Hedonische Bewertung
Kurz erklärt
Die hedonische Bewertung schätzt den Wert einer Immobilie über den statistischen Vergleich mit tatsächlich gehandelten, ähnlichen Objekten. Aus vielen realen Transaktionen wird abgeleitet, wie viel einzelne Merkmale wie Lage, Fläche oder Zimmerzahl wert sind. Für Wohnungen und Einfamilienhäuser ist sie das gängigste Verfahren.

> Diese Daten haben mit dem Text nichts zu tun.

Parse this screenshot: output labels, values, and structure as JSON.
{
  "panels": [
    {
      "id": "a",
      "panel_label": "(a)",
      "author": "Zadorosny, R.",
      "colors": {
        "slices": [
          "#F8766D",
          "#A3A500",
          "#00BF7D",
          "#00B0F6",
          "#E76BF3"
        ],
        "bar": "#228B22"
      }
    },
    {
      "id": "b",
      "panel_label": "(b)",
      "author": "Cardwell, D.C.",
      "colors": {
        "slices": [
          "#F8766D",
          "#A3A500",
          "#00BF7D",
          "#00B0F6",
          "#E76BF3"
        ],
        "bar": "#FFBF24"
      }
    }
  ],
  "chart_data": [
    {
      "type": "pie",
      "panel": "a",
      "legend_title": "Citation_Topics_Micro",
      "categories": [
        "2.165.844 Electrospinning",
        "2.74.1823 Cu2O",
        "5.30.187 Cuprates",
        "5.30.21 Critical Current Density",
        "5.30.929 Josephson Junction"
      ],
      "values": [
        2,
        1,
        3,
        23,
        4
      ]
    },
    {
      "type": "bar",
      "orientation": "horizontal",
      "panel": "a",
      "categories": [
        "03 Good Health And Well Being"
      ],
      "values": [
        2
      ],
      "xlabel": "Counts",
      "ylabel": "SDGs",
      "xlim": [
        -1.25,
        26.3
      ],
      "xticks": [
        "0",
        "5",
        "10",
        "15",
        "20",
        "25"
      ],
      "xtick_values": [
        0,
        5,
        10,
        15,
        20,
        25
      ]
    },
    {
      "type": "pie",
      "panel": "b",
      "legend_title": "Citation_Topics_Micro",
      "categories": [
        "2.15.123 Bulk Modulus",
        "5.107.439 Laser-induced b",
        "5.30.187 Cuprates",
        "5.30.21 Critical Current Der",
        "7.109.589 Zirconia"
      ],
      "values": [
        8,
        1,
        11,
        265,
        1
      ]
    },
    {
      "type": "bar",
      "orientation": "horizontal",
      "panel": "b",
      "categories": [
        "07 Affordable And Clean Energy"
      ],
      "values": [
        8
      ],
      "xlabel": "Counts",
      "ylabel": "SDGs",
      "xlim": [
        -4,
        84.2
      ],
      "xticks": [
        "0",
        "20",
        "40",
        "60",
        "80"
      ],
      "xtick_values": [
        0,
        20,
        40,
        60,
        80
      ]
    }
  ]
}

Das Prinzip des Vergleichs
Die hedonische Methode zerlegt eine Immobilie in ihre Merkmale und bewertet jedes anhand realer Verkaufsdaten vergleichbarer Objekte.
So entsteht eine marktnahe Einschätzung, die auf tatsächlichen Transaktionen beruht.
Für welche Objekte sie passt
Besonders geeignet ist das Verfahren für standardisierte Wohnobjekte wie Eigentumswohnungen und Einfamilienhäuser, für die viele Vergleichsdaten existieren.
Grenzen der Methode
Bei seltenen, sehr individuellen oder speziellen Objekten fehlen Vergleichsdaten. Dann liefern Sachwert- oder Ertragswertverfahren oder ein individuelles Gutachten bessere Ergebnisse.
Onlinebewertung und hedonisches Modell
Viele Onlinebewertungen basieren auf hedonischen Modellen. Sie sind ein guter Startpunkt, ersetzen bei Besonderheiten aber keine Vor-Ort-Einschätzung.
Häufige Fragen
Für welche Objekte eignet sich die hedonische Bewertung?
Vor allem für Wohnungen und Einfamilienhäuser mit vielen Vergleichsdaten.
Ist eine hedonische Onlinebewertung genau?
Als Richtwert ja. Bei individuellen Objekten oder Renovationsbedarf ist eine Vor-Ort-Bewertung verlässlicher.
Was, wenn es keine Vergleichsobjekte gibt?
Dann sind Sachwert, Ertragswert oder ein Gutachten die bessere Wahl.
Warum weichen Onlinebewertungen voneinander ab?
Weil sie unterschiedliche Datenbanken und Modelle nutzen. Als Bandbreite sind sie nützlich; für einen belastbaren Wert braucht es eine Vor-Ort-Einschätzung.